It worked its way up from a small theater way off Broadway. The New York Times reviewer liked it better than Hamilton. It earned the most Tony nominations this year.
And, with singer Josh Groban playing Pierre, who more or less represents Tolstoy’s point of view in War and Peace, it did good business.
But then Groban left the role.
So the producers announced that Broadway legend Mandy Patinkin (best known to moviegoers as Spanish swordsman Inigo Montoya in The Princess Bride) would play Pierre / Tolstoy for three weeks to boost sales.
From the New York Times:
‘Great Comet’ Casting Shakeup
By MICHAEL PAULSON JULY 27, 2017
The Broadway legend Mandy Patinkin said Friday he was canceling a plan to join the cast of “Natasha, Pierre & the Great Comet of 1812” after an uproar on social media over the fact that the show brought in Mr.
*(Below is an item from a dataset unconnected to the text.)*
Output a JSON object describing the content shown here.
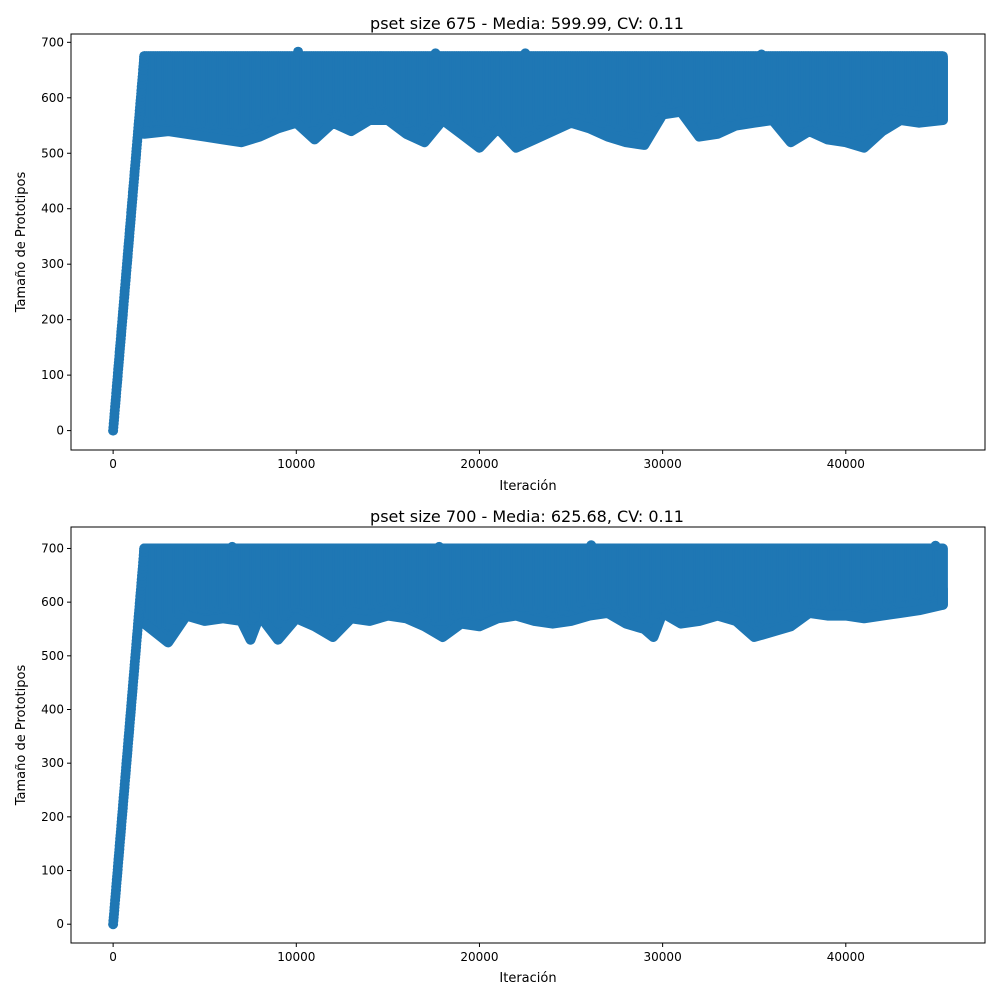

Patinkin, who is white, to replace an African-American actor, Okieriete “Oak” Onaodowan. …
“So sorry to have missed the racial optics of it,” the show’s creator, Dave Malloy said on Twitter Friday. …
Although producers periodically replace lesser-known performers with big-name actors in the hopes of selling more tickets, the move at “The Great Comet” prompted outrage among some black actors.
… And the production is among the most diverse on Broadway, with an African-American actress, Denée Benton, playing Natasha, and multiple other nonwhite actors in the company. (This month, Actors’ Equity gave the show an award for “extraordinary excellence in diversity on Broadway.”)
But some performers argued that the casting change reflects a larger problem in the entertainment business. The move “raises questions about how Black actors are valued and supported within Broadway,” declared the website BroadwayBlack.
‘Natasha, Pierre & the Great Comet of 1812’ to Close on Broadway
By JOSHUA BARONE AUG. 8, 2017
“Natasha, Pierre & the Great Comet of 1812,” the Broadway musical that had more Tony Award nominations than any other last season, will close on Sept. 3 after struggling to overcome a recent casting controversy, the show’s producers announced on Tuesday.
Once you go black, it’s hard these days to get permission to go back. Even with a War and Peace musical about Russia in 1812.